Although the riots that followed King’s death were consistent with the expectations about urban unrest that troubled government authorities and many Americans, what came afterward was not. Rather than occurring regularly after 1968, serious urban riots broke out only rarely—in Miami in 1980, Los Angeles in 1992, and Baltimore in 2015. The surprisingly low incidence of large-scale disorders was not a result of having solved the problems that triggered the riots of the 1960s. The causes of urban turmoil identified by the Kerner Commission still prevailed and in many ways had worsened in subsequent years.

Careful observers have offered a variety of explanations for the infrequency of urban riots over the past five decades. One reason was that police departments took important strides toward hiring more African American officers and improving relationships with black communities. Those measures did not solve the deep-seated problems of police-community tensions, but they did produce welcome signs of progress in many locations.

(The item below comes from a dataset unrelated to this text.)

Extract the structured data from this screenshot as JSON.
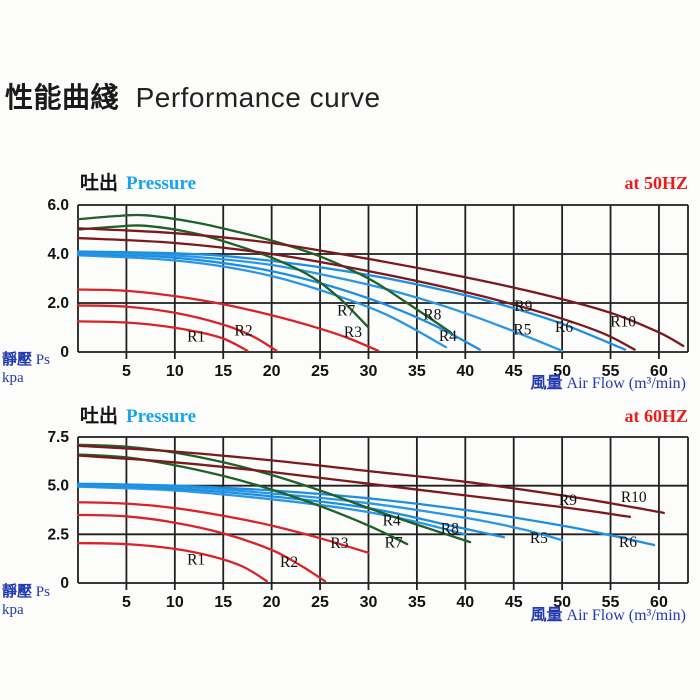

Another important factor in the decline in urban rioting after 1968 was the African American community’s recognition that the primary victims of violence resided in black neighborhoods. One unnamed African American federal official suggested in 1969, “Black people have learned that their own people are the ones who suffer the most from the riots—in deaths, injuries, arrests, and property damage.” This view dovetailed with a conviction that African Americans were focusing on the need for constructive change. In 1971, Mayor John Lindsay of New York and Senator Fred Harris of Oklahoma, both of whom had served on the Kerner Commission, headed a new study of urban conditions in America. They found that although residents of struggling urban areas were as angry as they had been in 1967, “their anger no longer seems to be the helpless kind that can express itself only by smashing and burning.” Rather, they detected a “new tough pride, self-confidence, and determination.”

The increasing political power of African Americans was another reason for the rarity of severe urban disorders after 1968. After the mid-1960s, black elected officials began to play prominent roles in city governments. Between 1964 and 1978, the number of African Americans who held elective office in the United States grew from about 100 to 4300. Walter E. Washington, mayor of Washington, DC, suggested in 1978 that the “great rage” that blacks had shown a decade earlier had been mitigated by a more responsive political system.

Along with enhanced political power, the improved economic well-being of African Americans contributed to the infrequency of rioting. Educational and employment opportunities improved dramatically for many black citizens, and the black middle class grew accordingly. Although black median income still trailed white median income by substantial margins, it made clear gains after the 1960s. David Ginsburg, the Kerner Commission’s staff director, argued on the tenth anniversary of the report, “The black middle class is growing [and] lending stability to the country.”

All those considerations, in some combination, helped explain why there were so few major riots in large cities after 1968. Still, no one can be sure of the reasons. “If things are worse, why aren’t blacks rioting today?” Fred Harris asked in 1988 after citing disquieting trends in urban conditions. His answer was, “Nobody knows.” Scholars and journalists have offered a similarly puzzled response in later years.

The low incidence of urban upheaval should not lead to complacency. It is apparent that some of the lessons of the 1968 riots have been poorly learned or remembered. One is that mutual respect in police-community relations is essential for reducing tensions that can flare into explosive violence. The other is that unless the problems of urban poverty and doleful living conditions are dramatically improved, the possibility of outbreaks of rioting can, with a spark of some kind, turn into enormously destructive reality.